In the Daily Mail (I apologise for using a lowly regarded source of information) we see two quotes “Chuka Umunna is the articulate politician who had hoped to make the Labour Party electable again after the humiliations suffered under Gordon Brown and Ed Miliband. But many party workers were worried that this 36-year-old, 6ft-tall, well-dressed former lawyer may be just a little too smooth. The grandson of a British prosecutor at the Nuremberg war trials, Chuka was educated at a private boys’ school, and was a chorister at Southwark Cathedral. His voice can be heard singing the theme tune to the Rowan Atkinson comedy Mr Bean. Mr Umunna thinks nothing of spending £1,200 on bespoke suits from Alexandra Wood, an exclusive Saville Row tailor“.
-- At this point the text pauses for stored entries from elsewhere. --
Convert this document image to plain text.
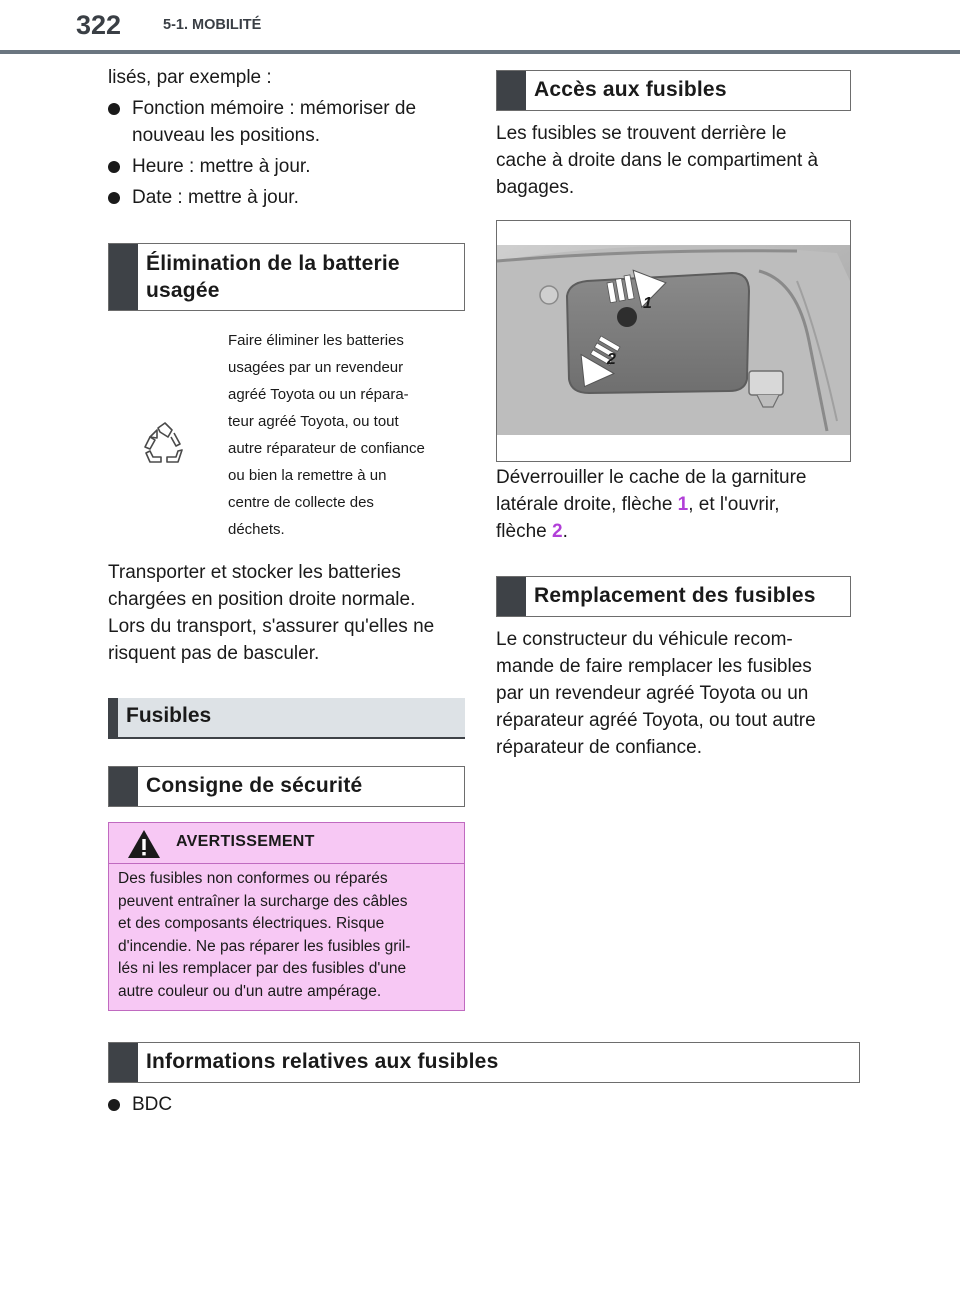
322	5-1. MOBILITÉ
lisés, par exemple :
Fonction mémoire : mémoriser de
nouveau les positions.
Heure : mettre à jour.
Date : mettre à jour.
Élimination de la batterie
usagée
Faire éliminer les batteries
usagées par un revendeur
agréé Toyota ou un répara-
teur agréé Toyota, ou tout
autre réparateur de confiance
ou bien la remettre à un
centre de collecte des
déchets.
Transporter et stocker les batteries
chargées en position droite normale.
Lors du transport, s'assurer qu'elles ne
risquent pas de basculer.
Fusibles
Consigne de sécurité
AVERTISSEMENT
Des fusibles non conformes ou réparés
peuvent entraîner la surcharge des câbles
et des composants électriques. Risque
d'incendie. Ne pas réparer les fusibles gril-
lés ni les remplacer par des fusibles d'une
autre couleur ou d'un autre ampérage.
Accès aux fusibles
Les fusibles se trouvent derrière le
cache à droite dans le compartiment à
bagages.
1
2
Déverrouiller le cache de la garniture
latérale droite, flèche 1, et l'ouvrir,
flèche 2.
Remplacement des fusibles
Le constructeur du véhicule recom-
mande de faire remplacer les fusibles
par un revendeur agréé Toyota ou un
réparateur agréé Toyota, ou tout autre
réparateur de confiance.
Informations relatives aux fusibles
BDC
So why would this be an issue? The terms ‘well-dressed‘ and ‘too smooth‘? The fact that he is the grandson of a former War Crimes prosecutor! That counts! Then there is the Saville Row reference, so this is not about skill, this is about the image that he inherited, the choices he made. Yet this person also decided to give his time to Labour, to champion the workers. He did not become a conservative as rich people seem to be seen as. In addition we get the quote “He was forced to apologise two years ago after it was revealed that he had once commented on a website that London’s nightclubs were ‘full of trash and C-list wannabes’“, so now people must apologise for speaking the truth? Have you seen the trash that comes out of some of these clubs? Smashed, drunk as a skunk and regularly we see how some of these places will have people leaving on all kinds of chemical trips. This is a consequence of binge drinking and slipping 1-2 pills with the white wine. This whilst many of them ladies complain on how they were entitled to VIP treatments in clubs so much better than the one they just crawled out of on all four. So perhaps Chuka Umunna is more than just a little right. Perhaps the press was worried on not having a hold on a person like this and they prefer a person slightly more ‘colourful’ (pardon the pun).
So where will Labour stand? Time will tell. Bren Bradshaw was right in one regard. The Labour party has loads of talent, no one denies that, but they’ve already forgotten that Ed Miliband was plenty talented and to some extent even visionary (in the wrong time as I saw it). So as the second talented member gets pushed off stage, are we seeing the effects of internal power plays and if so, should the press not be held to account for being the tool in all this?
I will let you, the reader mull over those facts and you should come to your own conclusions.